Todas as principais entidades globais, seja na Saúde ou Educação, aumentaram sua velocidade de adotar “protocolos digitais baseados em ontologia consagrada”, principalmente quando estes podem ser usados em conjunto com plataformas Generativas (LLMs). A Unesco, por exemplo, publicou em abril de 2023 seu “ChatGPT and Artificial Intelligence in Higher Education: Quick Start Guide”, um roteiro explicando como o ChatGPT pode ser usado no ensino superior, descrevendo as principais recomendações e protocolos para o uso da plataforma na graduação superior. Na área de Saúde, notadamente nas implementações de protocolos clínicos, os DAKs podem ser acelerados com o uso das LLMs, viabilizando agilidade e força para personalizar cada aplicação clínica, principalmente no auitocuidado. Outro estudo, publicado em setembro de 2023 pela The Lancet (“ChatGPT: promise and challenges for deployment in low- and middle-income countries”), mostra parâmetros diretos em que as LLMs podem fazer a diferença na redução dos mais de 3,5 bilhões de indivíduos no mundo que não tem acesso aos serviços essenciais de saúde (fonte: OMS).
Ou seja, é o momento de voltar a pensar com seriedade na intensificação dos protocolos clínicos de saúde pública.
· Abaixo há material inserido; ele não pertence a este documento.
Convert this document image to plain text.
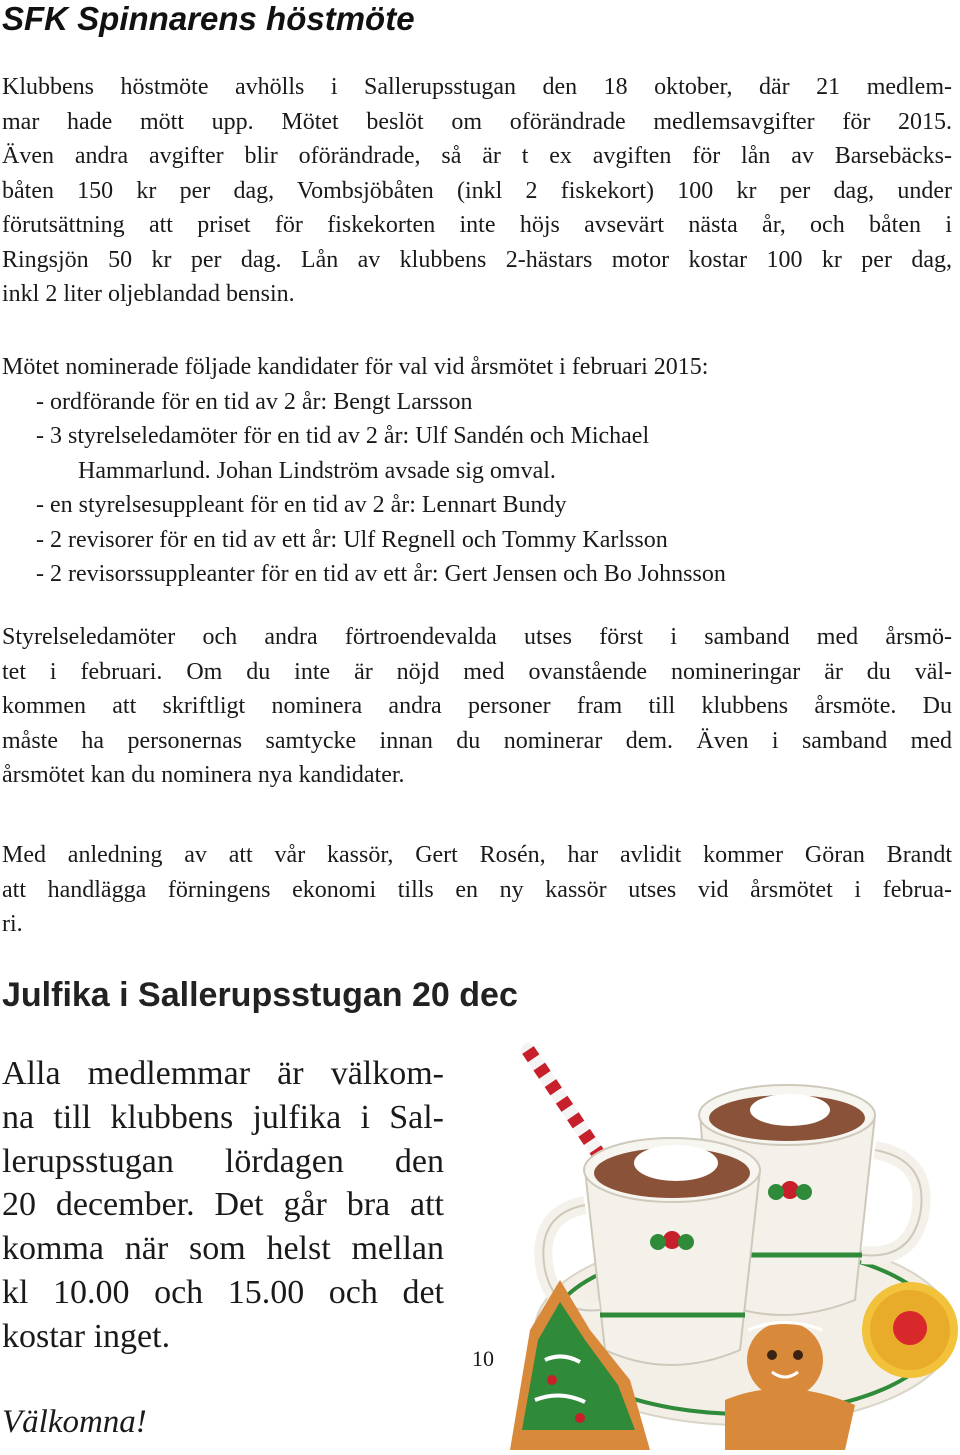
SFK Spinnarens höstmöte
Klubbens höstmöte avhölls i Sallerupsstugan den 18 oktober, där 21 medlem-
mar hade mött upp. Mötet beslöt om oförändrade medlemsavgifter för 2015.
Även andra avgifter blir oförändrade, så är t ex avgiften för lån av Barsebäcks-
båten 150 kr per dag, Vombsjöbåten (inkl 2 fiskekort) 100 kr per dag, under
förutsättning att priset för fiskekorten inte höjs avsevärt nästa år, och båten i
Ringsjön 50 kr per dag. Lån av klubbens 2-hästars motor kostar 100 kr per dag,
inkl 2 liter oljeblandad bensin.
Mötet nominerade följade kandidater för val vid årsmötet i februari 2015:
- ordförande för en tid av 2 år: Bengt Larsson
- 3 styrelseledamöter för en tid av 2 år: Ulf Sandén och Michael
Hammarlund. Johan Lindström avsade sig omval.
- en styrelsesuppleant för en tid av 2 år: Lennart Bundy
- 2 revisorer för en tid av ett år: Ulf Regnell och Tommy Karlsson
- 2 revisorssuppleanter för en tid av ett år: Gert Jensen och Bo Johnsson
Styrelseledamöter och andra förtroendevalda utses först i samband med årsmö-
tet i februari. Om du inte är nöjd med ovanstående nomineringar är du väl-
kommen att skriftligt nominera andra personer fram till klubbens årsmöte. Du
måste ha personernas samtycke innan du nominerar dem. Även i samband med
årsmötet kan du nominera nya kandidater.
Med anledning av att vår kassör, Gert Rosén, har avlidit kommer Göran Brandt
att handlägga förningens ekonomi tills en ny kassör utses vid årsmötet i februa-
ri.
Julfika i Sallerupsstugan 20 dec
Alla medlemmar är välkom-
na till klubbens julfika i Sal-
lerupsstugan lördagen den
20 december. Det går bra att
komma när som helst mellan
kl 10.00 och 15.00 och det
kostar inget.
Välkomna!
10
Plataformas de IA, com seu arsenal de linguagens naturais, podem facilmente transformar narrativas longas, desafiadoras ao usuário comum e quase sempre difíceis de serem transformadas em protocolos digitais em mecanismos simples e diretos de adoção. Exemplos de utilização dessa amálgama (DAKs + LLMs) são inúmeros: busca de informações em saúde; comunicados e alertas epidemiológicos; eLearning (letramento em saúde); mapeamento de geolocalização de unidades de atendimento; comunicação médico-paciente; suporte a decisão do paciente; rastreamento de saúde pessoal (pré-diagnóstico); suporte a prestação de serviços à distância (telemedicina); coordenação de encaminhamento; gerenciamento de correlações em resultados de exames, etc. Os DAKs podem garantir que as intervenções digitais não causem danos, ou diminuam a assertividade das práticas de autocuidado.
“A primeira regra de qualquer tecnologia utilizada em saúde é que a automação aplicada a uma operação eficiente aumentará a sua eficiência. Mas a segunda regra também é importante: a automação aplicada a uma operação ineficiente aumentará a sua ineficiência”. Estamos correndo e avançando na digitalização em saúde. Isso é bom. Mas é fácil voltar para trás e fazer coisas que consomem mais tempo e geram mais erros do que aquelas que já digitalizamos. Não basta acertar um alvo fixo, é preciso acertá-lo em movimento, em fluxo, em constante transformação. O ensaista irlandês C.S. Lewis, autor do hilário “Cartas de um Diabo a seu Aprendiz”, cunhou uma expressão quem bem poderia explicar os alvos-móveis da saúde digital: "Você não pode voltar e mudar o começo, mas pode começar de onde está e mudar o fim, todos os dias."